Shri Ganga Parshad Jain on behalf of the respondents relied on the later Bench decision of this Court in the case of Radha Kishan Sohan Lal, AIR 1982 Punj 493 and also some other decisions of other High Courts for the proposition that the death of a partner does cause abatement unless the legal representatives of the deceased are impleaded within the period prescribed. Although the learned Single Judge thought that the observations of the Supreme Court in the decision mentioned above lent support to Mr. Tuli's contention, nevertheless, seeing a conflict between the two Division Bench decisions of this Court, it was considered desirable to have this conflict resolved by a larger Bench.

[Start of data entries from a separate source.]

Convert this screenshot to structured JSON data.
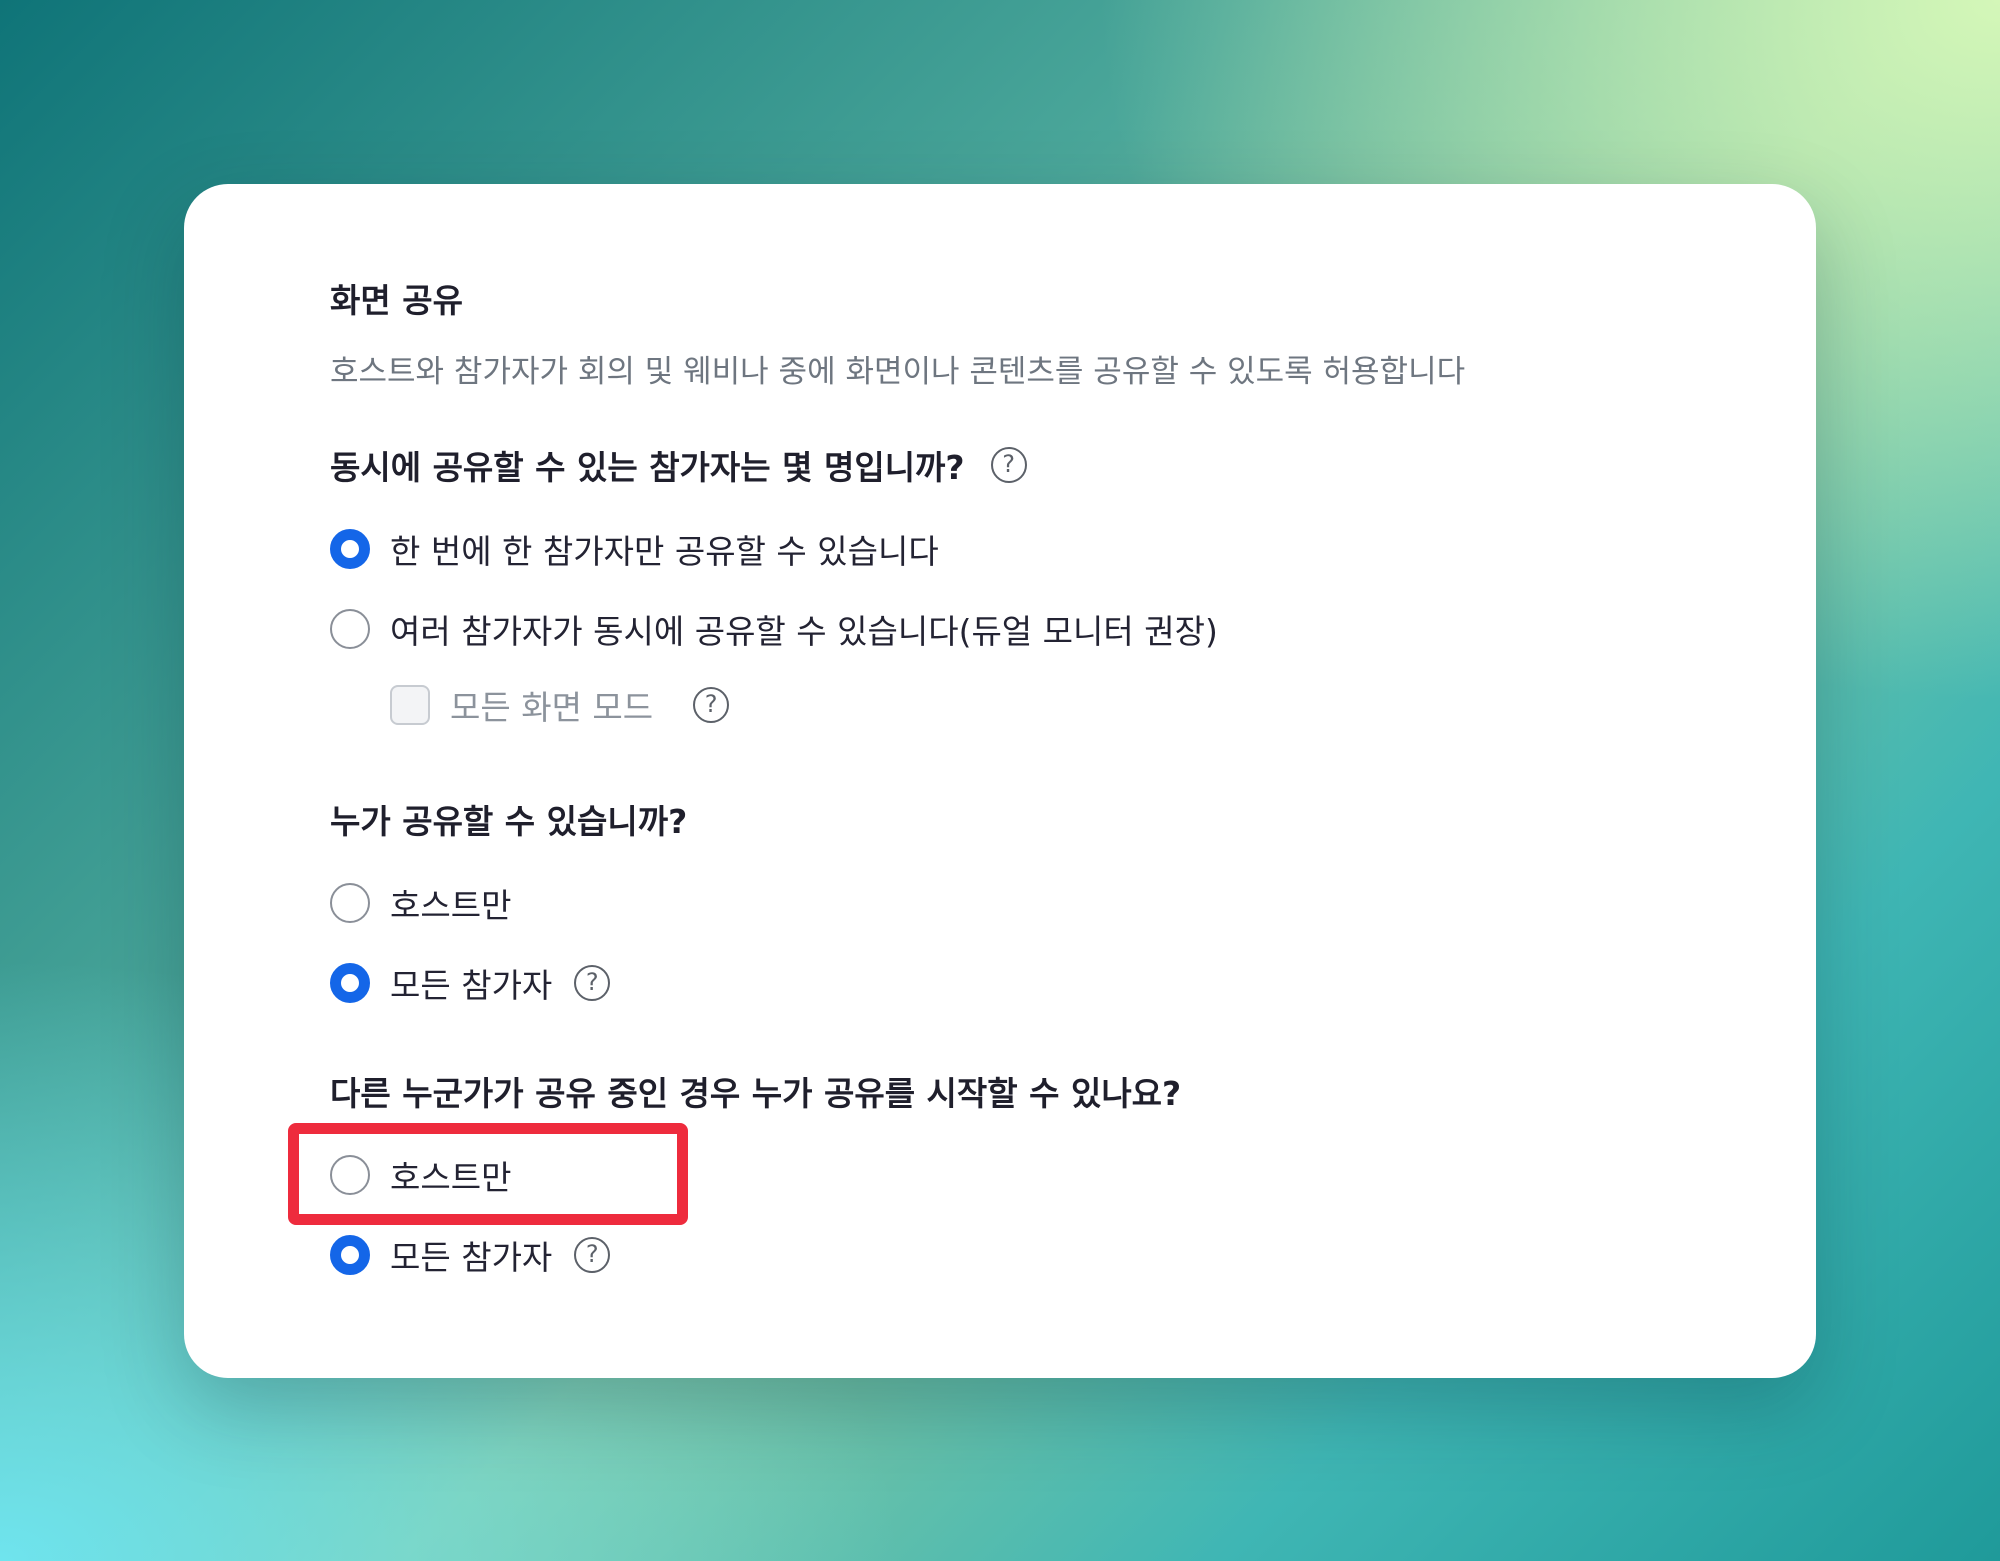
{
  "card": {
    "title": "화면 공유",
    "description": "호스트와 참가자가 회의 및 웨비나 중에 화면이나 콘텐츠를 공유할 수 있도록 허용합니다"
  },
  "sections": [
    {
      "question": "동시에 공유할 수 있는 참가자는 몇 명입니까?",
      "help_icon": "?",
      "options": [
        {
          "label": "한 번에 한 참가자만 공유할 수 있습니다",
          "checked": true
        },
        {
          "label": "여러 참가자가 동시에 공유할 수 있습니다(듀얼 모니터 권장)",
          "checked": false
        }
      ],
      "sub_option": {
        "label": "모든 화면 모드",
        "checked": false,
        "disabled": true,
        "help_icon": "?"
      }
    },
    {
      "question": "누가 공유할 수 있습니까?",
      "options": [
        {
          "label": "호스트만",
          "checked": false
        },
        {
          "label": "모든 참가자",
          "checked": true,
          "help_icon": "?"
        }
      ]
    },
    {
      "question": "다른 누군가가 공유 중인 경우 누가 공유를 시작할 수 있나요?",
      "options": [
        {
          "label": "호스트만",
          "checked": false,
          "highlighted": true
        },
        {
          "label": "모든 참가자",
          "checked": true,
          "help_icon": "?"
        }
      ]
    }
  ],
  "colors": {
    "accent": "#1466e8",
    "highlight": "#ee2b3d"
  }
}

3. It would thus be obvious that the controversy is confined within a very narrow compass, namely, whether the death of the partner through whom the firm had instituted the suit would cause abatement of this appeal when his legal representative had not been impleaded within the prescribed period. The arguments at the bar have proceeded on the assumption that the suit had been instituted by a Joint Hindu Family firm trading partnership. In the plaint, however, I find that in the very first paragraph there is a positive averment that the plaintiff-firm is a duly registered contractual partnership carrying on the business of manufacturing metal utensils at Jagadhri and Krishan Chand is a Managing Partner thereof and thus entitled to sue. In the written statement this para has been admitted to the extent that the plaintiff-firm carries on metal business at Jagadhri. The rest of the para has not been admitted !t would thus be obvious that the plaintiff firm in the instant case is not a Joint Hindu Family Trading partnership and, therefore, the question of the applicability of: the explanation added by this Court to Rule 1, Order 30 of the Code of Civil Procedure does not arise.
4. Order 30, Rule 1 of the Code, on which reliance has been placed on behalf of the appellants, is in the following terms : --
'1. (1) Any two or more persons claiming or being liable as partners and carrying on business in India may sue or be sued in the name of the firm (if any) of which such persons were partners at the time of the accruing of the cause of action, and any party to a suit may in such case apply to the Court for a statement of the names and addresses of the persons who were, at the time of the accruing of the cause of action partners in such firm, to be furnished and verified in such manner as the Court may direct,
(2) Where persons sue or are sued as partners in the name of their firm under Sub-rule (1), it shall, in the case of any pleading or other document required by or under this Code to be signed, verified or certified by the plaintiff or the defendant, suffice if such pleading or other document is signed, verified or certified by any one of such persons.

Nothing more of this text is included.